*
“I’ve brought the new girl, Mrs. Bannerman.”
Van Arque paused, holding open the door.
I nearly swooned as the teacher turned round: She was, of course, the sweet-faced pixie! The elflike creature who looked as if she would be more at home perched on a foxglove leaf, sipping dewdrops from a fairy thimble.
“Come in, Flavia,” she said. “We’ve been expecting you.”
Flavia? Did the murderess (acquitted) Mildred Bannerman know my name?
I’m afraid that, for the first time ever in my life, although I may have been speechless, my heart was singing.
“Come in, Flavia,” she repeated, and I entered in a zombie trance.
Needless to say, I was the center of attention, which I loathe being. The girls all stared at me openly and I made a point of staring just as openly back. I was as curious about them as they were about me.
Who, for instance, was this girl with the needle-sharp nose and the hole in her stocking? And who the plump one with the pleasant face and fingernails bitten to the elbows? Who was the girl staring so intently at me from the farthest corner of the room? If I didn’t know better, I’d have sworn she had some ancient grievance.
And who was the girl that, in the middle of a room bubbling with curiosity, was so studiously ignoring me? I made special note of this one, recording her details in my mental notebook: small mouth, small nose, and hooded eyes; long black hair and a general air of self-importance, as if she were a wealthy tourist shopping in a bazaar swarming with ragged beggars.
After marking up what I took to be an attendance sheet, Mrs. Bannerman left the room to take a chemistry class with the fifth form, and was replaced by the gray-haired woman I had spotted at breakfast. I was right—she was the French mistress.
The girls all stood as she entered the room, and I went along with it.
For the next hour, Miss Dupont—I found out later whom she was—twittered away at the class, asking what seemed to be useless questions and nodding wisely at the useless answers. I didn’t understand a word of their palaver but, because she addressed each girl by name, the time wasn’t entirely wasted.
“Flav-ee-ah,” she said at last, mispronouncing my name and then rattling off a string of gibberish. I studied my fingernails, pretending I hadn’t heard.
“Elle est très timide,” she remarked to the class, and everyone laughed except me.
I felt like a chump.
What a jolly good idea it had been for my ancestors to forsake France in the days of William the Conqueror, I thought; otherwise, I, too, should have been brought up speaking through my nose.
And what utterly useless rot these girls were made to rehearse!
“The niece of my gardener has given me a blue handkerchief. Who has left Grandmother’s best photographic album in the garden in the rain?” (What a silly-sounding word “pluie” was: like the outcome of too many hot beans on toast.) “Run for the doctor, Marie—Madame has suffered a gastric explosion.”
I only know these things because Van Arque told me later what had actually been said.
Pitiful!
I won’t bother with the rest of that morning, except to say that it was uncomfortable.

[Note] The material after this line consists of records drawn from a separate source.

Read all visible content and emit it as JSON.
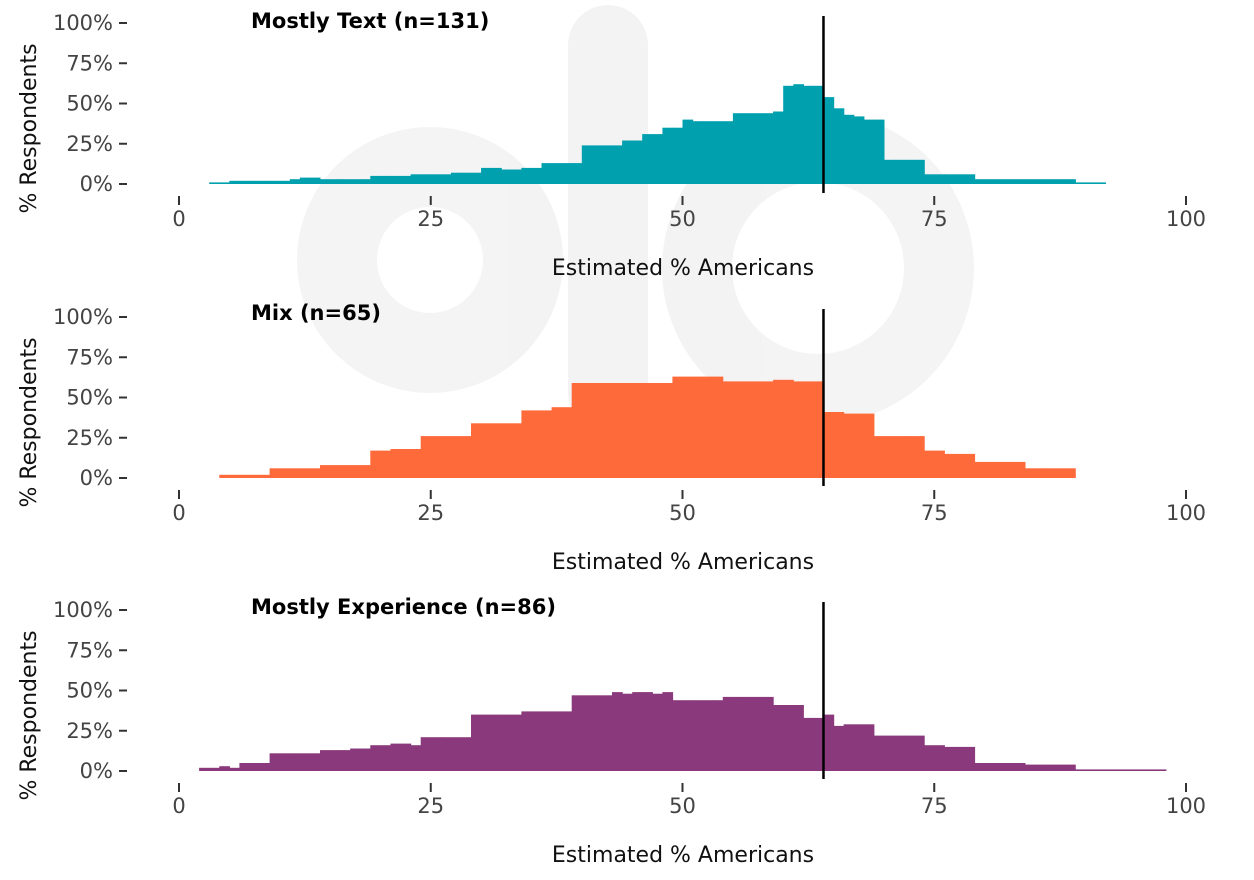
{
  "chart_data": [
    {
      "type": "area",
      "title": "Mostly Text (n=131)",
      "xlabel": "Estimated % Americans",
      "ylabel": "% Respondents",
      "xlim": [
        0,
        100
      ],
      "ylim": [
        0,
        100
      ],
      "xticks": [
        "0",
        "25",
        "50",
        "75",
        "100"
      ],
      "yticks": [
        "0%",
        "25%",
        "50%",
        "75%",
        "100%"
      ],
      "reference_line_x": 64,
      "grid": false,
      "color": "#00A0AE",
      "x": [
        3,
        4,
        5,
        7,
        9,
        11,
        12,
        14,
        16,
        18,
        19,
        21,
        23,
        25,
        27,
        28,
        30,
        32,
        34,
        36,
        38,
        39,
        40,
        42,
        43,
        44,
        46,
        48,
        49,
        50,
        51,
        52,
        54,
        55,
        57,
        59,
        60,
        61,
        62,
        63,
        64,
        65,
        66,
        67,
        68,
        69,
        70,
        71,
        73,
        74,
        75,
        76,
        78,
        79,
        80,
        82,
        84,
        86,
        88,
        89,
        90,
        92
      ],
      "values": [
        1,
        1,
        2,
        2,
        2,
        3,
        4,
        3,
        3,
        3,
        5,
        5,
        6,
        6,
        7,
        7,
        10,
        9,
        10,
        13,
        13,
        13,
        24,
        24,
        24,
        27,
        31,
        35,
        35,
        40,
        39,
        39,
        39,
        44,
        44,
        45,
        61,
        62,
        61,
        61,
        54,
        47,
        43,
        42,
        40,
        40,
        15,
        15,
        15,
        6,
        6,
        6,
        6,
        3,
        3,
        3,
        3,
        3,
        3,
        1,
        1,
        0
      ]
    },
    {
      "type": "area",
      "title": "Mix (n=65)",
      "xlabel": "Estimated % Americans",
      "ylabel": "% Respondents",
      "xlim": [
        0,
        100
      ],
      "ylim": [
        0,
        100
      ],
      "xticks": [
        "0",
        "25",
        "50",
        "75",
        "100"
      ],
      "yticks": [
        "0%",
        "25%",
        "50%",
        "75%",
        "100%"
      ],
      "reference_line_x": 64,
      "grid": false,
      "color": "#FF6A3A",
      "x": [
        4,
        9,
        14,
        19,
        21,
        24,
        29,
        34,
        37,
        39,
        44,
        49,
        52,
        54,
        59,
        61,
        64,
        66,
        69,
        72,
        74,
        76,
        79,
        81,
        84,
        86,
        89
      ],
      "values": [
        2,
        6,
        8,
        17,
        18,
        26,
        34,
        42,
        44,
        59,
        59,
        63,
        63,
        60,
        61,
        60,
        41,
        40,
        26,
        26,
        17,
        15,
        10,
        10,
        6,
        6,
        0
      ]
    },
    {
      "type": "area",
      "title": "Mostly Experience (n=86)",
      "xlabel": "Estimated % Americans",
      "ylabel": "% Respondents",
      "xlim": [
        0,
        100
      ],
      "ylim": [
        0,
        100
      ],
      "xticks": [
        "0",
        "25",
        "50",
        "75",
        "100"
      ],
      "yticks": [
        "0%",
        "25%",
        "50%",
        "75%",
        "100%"
      ],
      "reference_line_x": 64,
      "grid": false,
      "color": "#8A3A7C",
      "x": [
        2,
        4,
        5,
        6,
        9,
        11,
        14,
        16,
        17,
        19,
        21,
        23,
        24,
        26,
        29,
        32,
        34,
        37,
        39,
        41,
        43,
        44,
        45,
        46,
        47,
        48,
        49,
        51,
        53,
        54,
        56,
        59,
        62,
        63,
        64,
        65,
        66,
        69,
        72,
        74,
        76,
        79,
        83,
        84,
        86,
        89,
        98
      ],
      "values": [
        2,
        3,
        2,
        5,
        11,
        11,
        13,
        13,
        14,
        16,
        17,
        16,
        21,
        21,
        35,
        35,
        37,
        37,
        47,
        47,
        49,
        48,
        49,
        49,
        48,
        49,
        44,
        44,
        44,
        46,
        46,
        41,
        33,
        33,
        35,
        28,
        29,
        22,
        22,
        16,
        15,
        5,
        5,
        4,
        4,
        1,
        0
      ]
    }
  ]
}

As I have said, I hate being the center of attention, and yet at the same time I can’t tolerate being ignored.
How I longed for a brisk knock at the door, and for someone to announce that Inspector Gravenhurst wished to consult with me.
Not that he would put it that way, of course. No, he would be much more discreet than that.

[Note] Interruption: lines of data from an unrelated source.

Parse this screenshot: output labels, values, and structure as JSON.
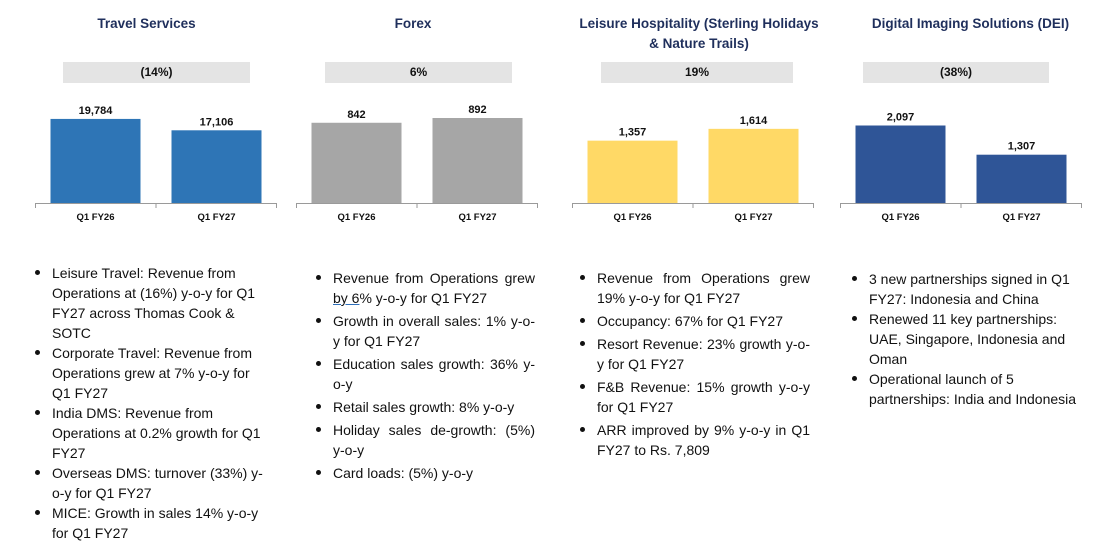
{
  "chart_data": [
    {
      "type": "bar",
      "title": "Travel Services",
      "change": "(14%)",
      "categories": [
        "Q1 FY26",
        "Q1 FY27"
      ],
      "values": [
        19784,
        17106
      ],
      "value_labels": [
        "19,784",
        "17,106"
      ],
      "color": "#2e75b6",
      "ylim": [
        0,
        20000
      ]
    },
    {
      "type": "bar",
      "title": "Forex",
      "change": "6%",
      "categories": [
        "Q1 FY26",
        "Q1 FY27"
      ],
      "values": [
        842,
        892
      ],
      "value_labels": [
        "842",
        "892"
      ],
      "color": "#a6a6a6",
      "ylim": [
        0,
        892
      ]
    },
    {
      "type": "bar",
      "title": "Leisure Hospitality (Sterling Holidays & Nature Trails)",
      "change": "19%",
      "categories": [
        "Q1 FY26",
        "Q1 FY27"
      ],
      "values": [
        1357,
        1614
      ],
      "value_labels": [
        "1,357",
        "1,614"
      ],
      "color": "#ffd966",
      "ylim": [
        0,
        1850
      ]
    },
    {
      "type": "bar",
      "title": "Digital Imaging Solutions (DEI)",
      "change": "(38%)",
      "categories": [
        "Q1 FY26",
        "Q1 FY27"
      ],
      "values": [
        2097,
        1307
      ],
      "value_labels": [
        "2,097",
        "1,307"
      ],
      "color": "#2f5597",
      "ylim": [
        0,
        2300
      ]
    }
  ],
  "panels": [
    {
      "title_line1": "Travel Services",
      "title_line2": "",
      "bullets": [
        "Leisure Travel: Revenue from Operations at (16%) y-o-y for Q1 FY27 across Thomas Cook & SOTC",
        "Corporate Travel: Revenue from Operations grew at 7% y-o-y for Q1 FY27",
        "India DMS: Revenue from Operations at 0.2% growth for Q1 FY27",
        "Overseas DMS: turnover (33%) y-o-y for Q1 FY27",
        "MICE: Growth in sales 14% y-o-y for Q1 FY27"
      ]
    },
    {
      "title_line1": "Forex",
      "title_line2": "",
      "bullet1_prefix": "Revenue from Operations grew ",
      "bullet1_underlined": "by  6",
      "bullet1_suffix": "% y-o-y for Q1 FY27",
      "bullets": [
        "Growth in overall sales: 1% y-o-y for Q1 FY27",
        "Education sales growth: 36% y-o-y",
        "Retail sales growth: 8% y-o-y",
        "Holiday sales de-growth: (5%) y-o-y",
        "Card loads: (5%) y-o-y"
      ]
    },
    {
      "title_line1": "Leisure Hospitality (Sterling Holidays",
      "title_line2": "& Nature Trails)",
      "bullets": [
        "Revenue from Operations grew 19% y-o-y for Q1 FY27",
        "Occupancy: 67% for Q1 FY27",
        "Resort Revenue: 23% growth y-o-y for Q1 FY27",
        "F&B Revenue: 15% growth y-o-y for Q1 FY27",
        "ARR improved by 9% y-o-y in Q1 FY27 to Rs. 7,809"
      ]
    },
    {
      "title_line1": "Digital Imaging Solutions (DEI)",
      "title_line2": "",
      "bullets": [
        "3 new partnerships signed in Q1 FY27: Indonesia and China",
        "Renewed 11 key partnerships: UAE, Singapore, Indonesia and Oman",
        "Operational launch of 5 partnerships: India and Indonesia"
      ]
    }
  ]
}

“Inspector Gravenhurst presents his compliments,” they would say, “and begs that Miss de Luce favor him with her assistance.” No, “her valuable assistance.”
Or “invaluable assistance.”
Were things still done that way in Canada? Somehow I doubted it. Even in England nowadays, in my experience, the police were more likely to send you off to fetch them a cup of char or, when they finally came to their senses, to wring you dry as a dishrag before collaring all the credit for themselves.
Life wasn’t fair. It simply wasn’t fair, and I meant to make a note of it.
Before I left home, Aunt Felicity had presented me with a small leather notebook and a miniature propelling pencil, the latter cleverly concealed in a gold crucifix which I wore round my neck.
“Even a barbarian will think twice before meddling with that,” she had said.
The crucifix itself was altogether quite remarkable, modeled, Aunt Felicity told me, on the idea of the Trinity, three-in-one: Father, Son, and Holy Ghost.
And so it also contained, besides the pencil, a small but powerful magnifying glass that swung out from inside the cross, and a surprisingly complete set of lock picks.
“For quiet Sundays,” she had said, giving me what I would have sworn was a glacially slow, lizardlike wink.